I’d like to sum up this issue as follows. Financial data is extremely imprecise. What do we measure when we use financial data? We measure what companies decide their data is. We measure subjective things. As I put it in my webinar, “In most sciences—and even a lot of sports—you can work with completely objective statistics such as height, weight, and distance—or field goal percentage, rebound percentage, and number of points scored per game. But not in finance. Almost every single number on a financial statement is an interpretation by the company’s accountants and officers.”
These subjective things are then put into ranking systems, which depend on extremely minute differences to calculate ranks. Many nodes, for instance, are dependent on industry composition; if one stock in the industry disappears from or gets added to that industry, the node rank will change; even more frequent would be a value in one stock changing from an N/A to an actual number, which will affect all other stocks in the industry. I’m sure you can come up with dozens of other examples where even the flap of a butterfly wing will change a rank.
I think it’s a huge mistake to expect precision in anything to do with finance. “It is better to be vaguely right than exactly wrong,” said Carveth Read. That is a fundamental rule of logic, but it applies especially to finance, which is as inexact as any system of data can possibly be. (If there is a more inexact system of data, I’d like to hear about it.)
I am a firm believer in backtesting. But I know that my backtested results are mutable, approximate, and chimerical, and that the correlation between in-sample and out-of-sample performance is always going to be very low (Best-case scenario?

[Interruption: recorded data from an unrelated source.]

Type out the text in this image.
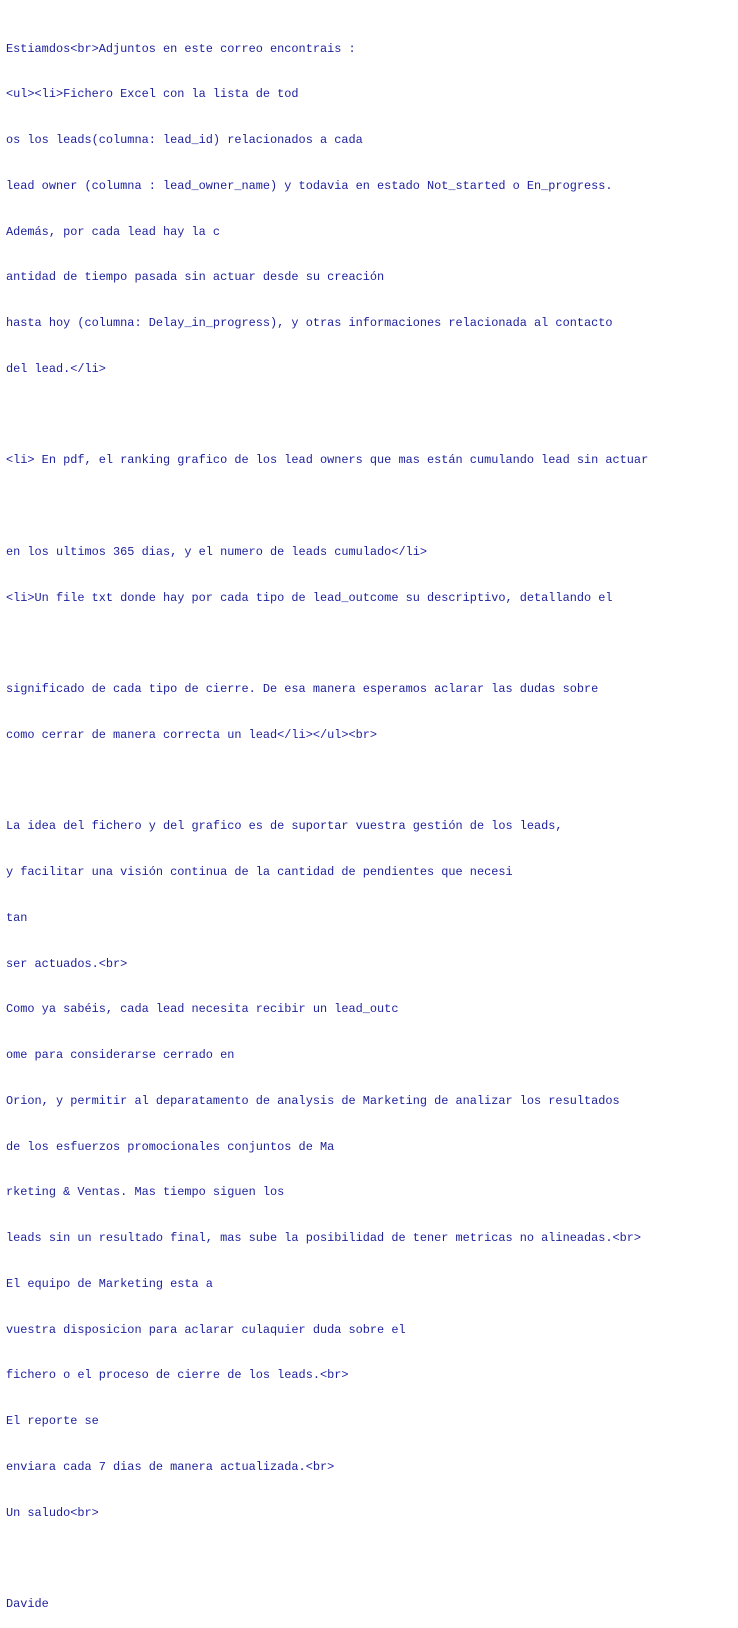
Estiamdos<br>Adjuntos en este correo encontrais :

<ul><li>Fichero Excel con la lista de tod

os los leads(columna: lead_id) relacionados a cada

lead owner (columna : lead_owner_name) y todavia en estado Not_started o En_progress.

Además, por cada lead hay la c

antidad de tiempo pasada sin actuar desde su creación

hasta hoy (columna: Delay_in_progress), y otras informaciones relacionada al contacto

del lead.</li>

<li> En pdf, el ranking grafico de los lead owners que mas están cumulando lead sin actuar

en los ultimos 365 dias, y el numero de leads cumulado</li>

<li>Un file txt donde hay por cada tipo de lead_outcome su descriptivo, detallando el

significado de cada tipo de cierre. De esa manera esperamos aclarar las dudas sobre

como cerrar de manera correcta un lead</li></ul><br>

La idea del fichero y del grafico es de suportar vuestra gestión de los leads,

y facilitar una visión continua de la cantidad de pendientes que necesi

tan

ser actuados.<br>

Como ya sabéis, cada lead necesita recibir un lead_outc

ome para considerarse cerrado en

Orion, y permitir al deparatamento de analysis de Marketing de analizar los resultados

de los esfuerzos promocionales conjuntos de Ma

rketing & Ventas. Mas tiempo siguen los

leads sin un resultado final, mas sube la posibilidad de tener metricas no alineadas.<br>

El equipo de Marketing esta a

vuestra disposicion para aclarar culaquier duda sobre el

fichero o el proceso de cierre de los leads.<br>

El reporte se

enviara cada 7 dias de manera actualizada.<br>

Un saludo<br>

Davide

About 0.1 IMHO). Why? Not because of any flaws in the backtesting system. Backtesting using Portfolio123’s simulation and ranking tools is by far the best available. Simply because of the nature of markets and the nature of financial data.
Sorry to spout on at length, but this discussion seems to have gotten away from the fundamental facts about the way Portfolio123 works. I have never once seen completely exact replication of results, and don’t expect to. I have seen good approximations of results, and I think users should be happy with that.